At brunch, they’re in the park playing with other kids who have these things in common. They sense that connectedness because of a shared identity with one another.

“The kids don’t really identify because other kids don’t look like them, sound like them, etc. At brunch, they’re in the park playing with other kids who have these things in common. They sense that connectedness because of a shared identity with one another. We also have events and community celebrations, such as Parrandas Navideña with a Twist, a holiday caroling event in which we get musicians, visit a nursing home and travel throughout the communities singing Spanish holiday songs. We’ve put it together so families can introduce that kind of tradition to their kids, their communities and travel with us sharing it. We’ve also done events celebrating Three Kings Day, and we’re always found marching in the Hispanic Day and Puerto Rican Day parades.

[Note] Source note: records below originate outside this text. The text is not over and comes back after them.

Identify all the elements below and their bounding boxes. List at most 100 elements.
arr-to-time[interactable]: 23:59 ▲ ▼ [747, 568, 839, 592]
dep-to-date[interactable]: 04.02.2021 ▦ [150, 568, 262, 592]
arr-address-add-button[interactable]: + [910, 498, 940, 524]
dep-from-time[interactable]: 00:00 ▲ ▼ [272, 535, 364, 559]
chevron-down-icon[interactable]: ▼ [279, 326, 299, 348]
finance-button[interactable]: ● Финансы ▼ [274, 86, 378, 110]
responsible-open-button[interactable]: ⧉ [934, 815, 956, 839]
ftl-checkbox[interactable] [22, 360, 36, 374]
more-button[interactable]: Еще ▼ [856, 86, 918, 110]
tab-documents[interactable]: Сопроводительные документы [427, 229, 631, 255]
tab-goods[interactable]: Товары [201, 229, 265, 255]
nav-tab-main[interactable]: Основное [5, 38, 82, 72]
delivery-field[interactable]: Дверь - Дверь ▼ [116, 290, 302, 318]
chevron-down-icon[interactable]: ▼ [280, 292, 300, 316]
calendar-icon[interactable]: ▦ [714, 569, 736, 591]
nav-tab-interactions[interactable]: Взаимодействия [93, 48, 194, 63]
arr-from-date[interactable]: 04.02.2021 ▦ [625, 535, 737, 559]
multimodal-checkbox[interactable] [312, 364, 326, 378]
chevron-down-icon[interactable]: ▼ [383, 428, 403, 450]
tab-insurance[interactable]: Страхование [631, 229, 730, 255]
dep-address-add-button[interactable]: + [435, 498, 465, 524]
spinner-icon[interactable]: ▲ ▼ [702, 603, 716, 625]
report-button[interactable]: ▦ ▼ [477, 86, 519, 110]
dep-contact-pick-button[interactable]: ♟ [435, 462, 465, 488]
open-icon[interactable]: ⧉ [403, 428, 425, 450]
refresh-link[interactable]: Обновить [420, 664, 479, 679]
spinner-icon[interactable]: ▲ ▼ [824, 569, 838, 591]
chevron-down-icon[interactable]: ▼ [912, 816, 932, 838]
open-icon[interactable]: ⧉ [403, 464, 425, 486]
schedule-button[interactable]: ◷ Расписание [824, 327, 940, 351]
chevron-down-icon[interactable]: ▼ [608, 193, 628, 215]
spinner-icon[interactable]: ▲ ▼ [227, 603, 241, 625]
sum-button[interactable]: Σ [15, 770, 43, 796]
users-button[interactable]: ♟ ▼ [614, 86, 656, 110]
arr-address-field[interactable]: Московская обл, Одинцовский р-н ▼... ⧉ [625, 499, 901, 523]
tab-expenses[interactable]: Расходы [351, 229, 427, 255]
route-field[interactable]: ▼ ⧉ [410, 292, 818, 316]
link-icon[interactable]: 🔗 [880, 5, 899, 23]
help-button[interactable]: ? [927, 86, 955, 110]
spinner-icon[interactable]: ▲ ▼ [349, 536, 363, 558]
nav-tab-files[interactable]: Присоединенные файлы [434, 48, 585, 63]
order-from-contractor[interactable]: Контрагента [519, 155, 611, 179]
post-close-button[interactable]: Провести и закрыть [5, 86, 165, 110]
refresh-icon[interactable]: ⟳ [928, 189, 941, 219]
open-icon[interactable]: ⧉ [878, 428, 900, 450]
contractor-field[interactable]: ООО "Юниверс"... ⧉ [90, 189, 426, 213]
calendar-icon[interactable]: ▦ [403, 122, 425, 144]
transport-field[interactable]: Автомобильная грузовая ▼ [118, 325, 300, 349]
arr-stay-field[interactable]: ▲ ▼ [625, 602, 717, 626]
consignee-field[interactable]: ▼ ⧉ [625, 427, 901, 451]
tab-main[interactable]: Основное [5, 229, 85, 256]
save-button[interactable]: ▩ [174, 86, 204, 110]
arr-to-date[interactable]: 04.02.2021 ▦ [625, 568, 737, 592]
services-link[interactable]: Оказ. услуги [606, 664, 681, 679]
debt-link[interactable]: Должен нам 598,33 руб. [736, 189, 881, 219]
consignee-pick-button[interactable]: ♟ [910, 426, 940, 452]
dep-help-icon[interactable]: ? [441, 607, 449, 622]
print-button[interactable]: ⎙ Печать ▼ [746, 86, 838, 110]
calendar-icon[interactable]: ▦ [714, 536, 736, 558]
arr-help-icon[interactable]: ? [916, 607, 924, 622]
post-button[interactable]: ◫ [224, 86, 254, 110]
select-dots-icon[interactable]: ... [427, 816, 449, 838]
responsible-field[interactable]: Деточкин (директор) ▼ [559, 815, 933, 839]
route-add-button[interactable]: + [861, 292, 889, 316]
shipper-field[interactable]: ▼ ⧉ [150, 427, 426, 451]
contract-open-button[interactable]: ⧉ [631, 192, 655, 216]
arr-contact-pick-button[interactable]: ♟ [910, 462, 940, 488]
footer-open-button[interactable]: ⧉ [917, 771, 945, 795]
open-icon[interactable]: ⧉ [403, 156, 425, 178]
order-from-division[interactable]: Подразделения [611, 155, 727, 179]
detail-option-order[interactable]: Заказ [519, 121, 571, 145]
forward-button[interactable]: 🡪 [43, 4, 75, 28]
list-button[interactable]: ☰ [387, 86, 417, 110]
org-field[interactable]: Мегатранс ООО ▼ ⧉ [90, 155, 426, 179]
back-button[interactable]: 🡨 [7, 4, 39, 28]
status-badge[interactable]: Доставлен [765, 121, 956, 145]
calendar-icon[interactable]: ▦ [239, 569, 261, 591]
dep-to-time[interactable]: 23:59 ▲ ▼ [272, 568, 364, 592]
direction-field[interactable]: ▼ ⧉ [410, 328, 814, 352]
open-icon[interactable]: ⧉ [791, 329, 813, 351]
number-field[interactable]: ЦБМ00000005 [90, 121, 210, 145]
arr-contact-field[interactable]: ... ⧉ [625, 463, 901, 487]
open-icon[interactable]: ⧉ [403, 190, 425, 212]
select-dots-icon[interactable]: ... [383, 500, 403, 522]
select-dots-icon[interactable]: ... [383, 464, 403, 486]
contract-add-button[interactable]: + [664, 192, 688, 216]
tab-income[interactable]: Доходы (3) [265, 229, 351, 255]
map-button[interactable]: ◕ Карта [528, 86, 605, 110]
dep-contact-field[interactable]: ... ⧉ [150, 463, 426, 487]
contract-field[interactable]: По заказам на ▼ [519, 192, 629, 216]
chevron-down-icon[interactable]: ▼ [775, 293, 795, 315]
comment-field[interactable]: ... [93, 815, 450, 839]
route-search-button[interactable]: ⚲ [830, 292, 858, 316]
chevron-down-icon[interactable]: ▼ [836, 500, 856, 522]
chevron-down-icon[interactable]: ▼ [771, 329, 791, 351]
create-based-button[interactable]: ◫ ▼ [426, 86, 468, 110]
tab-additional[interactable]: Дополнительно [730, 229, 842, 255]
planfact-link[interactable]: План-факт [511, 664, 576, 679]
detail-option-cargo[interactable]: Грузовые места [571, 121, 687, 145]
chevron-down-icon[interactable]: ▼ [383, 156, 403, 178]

“When COVID hit we did language interpretation at testing sites. Our members gave Latinos guidance on what to do once their test was complete, how to monitor themselves and we give out resources on how to stay safe. We also helped with food distribution. Our members came through. I love that we’re able to bring communities together. We have grown friendships throughout this group that I know will be everlasting.”

‘It was like you had something taken away from you. You’re losing something you had been so used to, and was yours, and it was taken away.’

North Babylon

“I was home when I got the phone call. My doctor said it was good news and bad news. I knew the bad news, but the doctor said the good news is we got it at an early stage, so you have multiple options on what kind of surgery you want and if I needed chemo or radiation. I always felt like something would come up. I always discussed with my husband if something came up, I would remove my breasts. They’ve done their job.

“When the decision came to be made, it wasn’t that hard for me. I opted for a double mastectomy and reconstructed with my own body fat. In the beginning when I was diagnosed, it was like what are my options, what are the next steps? I didn’t process it, I was going through the motions. I never asked, ‘Why me?’ It’s like you don’t have time to. You go through a grieving process.

I would do walks and hear of people who had metastatic breast cancer and won’t be cured, and you look at yourself and say, ‘I went through nothing compared to what the next person’s going through.’

“As much as us women are hard on ourselves on how we look, it was like you had something taken away from you. You’re losing something you had been so used to, and was yours, and it was taken away. Months later, it did hit. But I look back and see I was so fortunate to have the support of my community and family. I would do walks and hear of people who had metastatic breast cancer and won’t be cured, and you look at yourself and say, ‘I went through nothing compared to what the next person’s going through.’ You meet people one year at a function and go the next year and they’re not there because something happened. I feel God gives us trials and we have to move forward and have faith everything will work out at some point.

“Even with the diagnosis, I volunteered in the neighborhood and schools, even helping others with other kinds of cancers. The way I got through it, every day I would wake up and be grateful I had the chance to do something different. I wasn’t just concentrated on myself, but on others and that helped me get through the most trying times. You have to look for the good even in the worst times. There’s always something to be grateful for.”